Tiefere Elterntarife und höhere Löhne in Kitas von Basel-Stadt führen zu einer Abwanderung aus Baselland.

Für viele erwerbstätige Eltern sind Kindertagesstätten unverzichtbar. Doch Kitas sind eine finanzielle Belastung – teils lohnt sich sogar deswegen ein Job nicht. Basel-Stadt entschärft diese Probleme nun mit einem neuen Gesetz: Ab August erhalten Kitas höhere Subventionen, womit die Elternbeiträge sinken, und die Löhne der Betreuenden in Kitas werden erhöht.

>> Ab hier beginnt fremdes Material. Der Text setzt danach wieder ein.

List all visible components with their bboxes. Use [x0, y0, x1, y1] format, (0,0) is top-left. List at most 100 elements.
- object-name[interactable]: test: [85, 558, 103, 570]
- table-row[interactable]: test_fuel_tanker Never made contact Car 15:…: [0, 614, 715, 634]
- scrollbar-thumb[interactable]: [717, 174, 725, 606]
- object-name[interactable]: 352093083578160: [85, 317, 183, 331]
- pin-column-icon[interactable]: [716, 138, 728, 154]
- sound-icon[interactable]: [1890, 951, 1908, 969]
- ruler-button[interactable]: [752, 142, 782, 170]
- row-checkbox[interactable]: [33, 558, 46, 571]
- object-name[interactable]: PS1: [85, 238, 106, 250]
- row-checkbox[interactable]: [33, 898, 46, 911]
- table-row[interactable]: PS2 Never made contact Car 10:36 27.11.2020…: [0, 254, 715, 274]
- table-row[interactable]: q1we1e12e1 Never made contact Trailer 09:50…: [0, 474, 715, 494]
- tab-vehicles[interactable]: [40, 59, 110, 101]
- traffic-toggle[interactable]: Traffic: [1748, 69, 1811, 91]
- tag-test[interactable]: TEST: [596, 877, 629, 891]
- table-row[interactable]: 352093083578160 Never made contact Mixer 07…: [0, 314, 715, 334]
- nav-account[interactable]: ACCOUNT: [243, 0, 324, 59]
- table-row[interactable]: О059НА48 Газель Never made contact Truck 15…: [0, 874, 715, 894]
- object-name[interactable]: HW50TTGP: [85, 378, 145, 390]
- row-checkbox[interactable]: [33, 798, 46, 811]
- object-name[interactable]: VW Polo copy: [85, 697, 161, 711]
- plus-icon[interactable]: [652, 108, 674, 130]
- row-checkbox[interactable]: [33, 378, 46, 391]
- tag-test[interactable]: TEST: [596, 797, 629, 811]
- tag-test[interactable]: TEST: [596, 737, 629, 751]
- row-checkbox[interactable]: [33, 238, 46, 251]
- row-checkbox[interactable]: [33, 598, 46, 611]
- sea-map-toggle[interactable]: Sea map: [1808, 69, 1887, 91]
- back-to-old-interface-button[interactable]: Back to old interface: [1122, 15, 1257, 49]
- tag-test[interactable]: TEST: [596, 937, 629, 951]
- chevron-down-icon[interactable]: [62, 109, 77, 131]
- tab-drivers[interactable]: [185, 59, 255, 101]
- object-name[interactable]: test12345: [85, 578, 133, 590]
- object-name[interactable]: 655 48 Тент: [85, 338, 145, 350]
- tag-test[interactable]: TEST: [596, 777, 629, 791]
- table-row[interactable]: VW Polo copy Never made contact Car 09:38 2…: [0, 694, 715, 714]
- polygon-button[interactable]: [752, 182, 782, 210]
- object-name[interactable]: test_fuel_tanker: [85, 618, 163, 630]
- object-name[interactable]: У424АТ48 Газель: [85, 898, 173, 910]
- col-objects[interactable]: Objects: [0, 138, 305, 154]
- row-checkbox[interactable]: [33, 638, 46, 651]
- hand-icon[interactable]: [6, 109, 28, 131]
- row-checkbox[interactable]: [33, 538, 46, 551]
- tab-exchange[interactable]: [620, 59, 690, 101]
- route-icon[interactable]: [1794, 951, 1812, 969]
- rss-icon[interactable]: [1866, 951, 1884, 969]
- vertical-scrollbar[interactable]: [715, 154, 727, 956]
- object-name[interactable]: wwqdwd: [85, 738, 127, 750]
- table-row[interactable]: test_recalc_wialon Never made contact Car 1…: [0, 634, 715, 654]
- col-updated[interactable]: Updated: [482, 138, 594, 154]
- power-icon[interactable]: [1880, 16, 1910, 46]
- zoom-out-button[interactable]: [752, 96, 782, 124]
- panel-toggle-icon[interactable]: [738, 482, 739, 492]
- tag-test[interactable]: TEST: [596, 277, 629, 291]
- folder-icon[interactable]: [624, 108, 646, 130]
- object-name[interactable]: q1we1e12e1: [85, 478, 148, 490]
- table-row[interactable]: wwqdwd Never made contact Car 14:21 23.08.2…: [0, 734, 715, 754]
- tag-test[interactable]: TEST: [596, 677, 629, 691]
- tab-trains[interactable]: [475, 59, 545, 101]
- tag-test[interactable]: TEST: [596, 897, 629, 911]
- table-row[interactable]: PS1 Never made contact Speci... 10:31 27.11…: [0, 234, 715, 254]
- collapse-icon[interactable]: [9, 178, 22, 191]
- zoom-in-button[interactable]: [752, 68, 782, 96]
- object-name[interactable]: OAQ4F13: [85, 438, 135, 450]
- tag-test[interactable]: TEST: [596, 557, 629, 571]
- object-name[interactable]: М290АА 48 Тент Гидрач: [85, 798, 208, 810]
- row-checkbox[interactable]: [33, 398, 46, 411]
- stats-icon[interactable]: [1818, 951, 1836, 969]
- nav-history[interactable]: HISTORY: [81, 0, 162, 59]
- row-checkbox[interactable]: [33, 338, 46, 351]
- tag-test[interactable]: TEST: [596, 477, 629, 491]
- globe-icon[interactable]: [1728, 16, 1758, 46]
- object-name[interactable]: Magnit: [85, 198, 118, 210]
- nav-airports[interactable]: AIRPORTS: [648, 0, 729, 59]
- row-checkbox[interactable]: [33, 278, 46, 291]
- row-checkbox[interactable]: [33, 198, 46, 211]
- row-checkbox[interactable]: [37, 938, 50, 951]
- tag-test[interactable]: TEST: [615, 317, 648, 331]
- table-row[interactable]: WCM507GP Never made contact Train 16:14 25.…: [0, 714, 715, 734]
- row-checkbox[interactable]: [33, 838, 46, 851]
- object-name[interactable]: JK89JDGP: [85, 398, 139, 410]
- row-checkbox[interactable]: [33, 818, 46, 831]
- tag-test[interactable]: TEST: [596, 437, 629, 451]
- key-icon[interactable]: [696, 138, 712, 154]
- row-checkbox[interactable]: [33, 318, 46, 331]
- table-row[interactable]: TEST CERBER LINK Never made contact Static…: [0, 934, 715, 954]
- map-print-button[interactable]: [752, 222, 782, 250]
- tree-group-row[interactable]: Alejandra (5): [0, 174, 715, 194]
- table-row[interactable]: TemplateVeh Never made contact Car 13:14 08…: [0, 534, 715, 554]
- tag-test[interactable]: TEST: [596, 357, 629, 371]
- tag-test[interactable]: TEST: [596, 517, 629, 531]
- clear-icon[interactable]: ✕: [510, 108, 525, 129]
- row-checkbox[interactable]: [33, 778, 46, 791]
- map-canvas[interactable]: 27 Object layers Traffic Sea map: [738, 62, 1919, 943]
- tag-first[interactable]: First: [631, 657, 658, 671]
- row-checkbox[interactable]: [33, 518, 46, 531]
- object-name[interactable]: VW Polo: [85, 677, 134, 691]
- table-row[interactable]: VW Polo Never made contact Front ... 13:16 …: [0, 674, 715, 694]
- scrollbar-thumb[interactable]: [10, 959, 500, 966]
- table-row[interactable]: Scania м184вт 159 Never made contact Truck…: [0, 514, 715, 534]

Es ist dramatisch. Wir sehen einen sehr grossen Handlungsdruck.
Autor: Regula Meschberger Gemeinderätin Birsfelden BL und Präsidentin Gemeindeverband VBLG

Dies setzt Gemeinden im Nachbarkanton Baselland unter Druck, speziell in der Agglomeration: Vier Kitas haben bereits geschlossen. In Birsfelden BL, wo eine zweite Kita schliesst, sagt Gemeinderätin Regula Meschberger: «Es ist dramatisch. Wir wissen jetzt von Familien, die wegziehen nach Basel. Wir sehen einen sehr grossen Handlungsdruck.»

Mit einem Umzug nach Basel-Stadt können Eltern bis zu 1400 Franken pro Monat sparen. Überdies gibt es in Basel-Stadt deutlich höhere Steuerabzüge für Kinderbetreuungskosten. All das rechne sich für Familien, sagt Céline Veraguth, die in Pratteln BL seit zehn Jahren eine Kita betreibt.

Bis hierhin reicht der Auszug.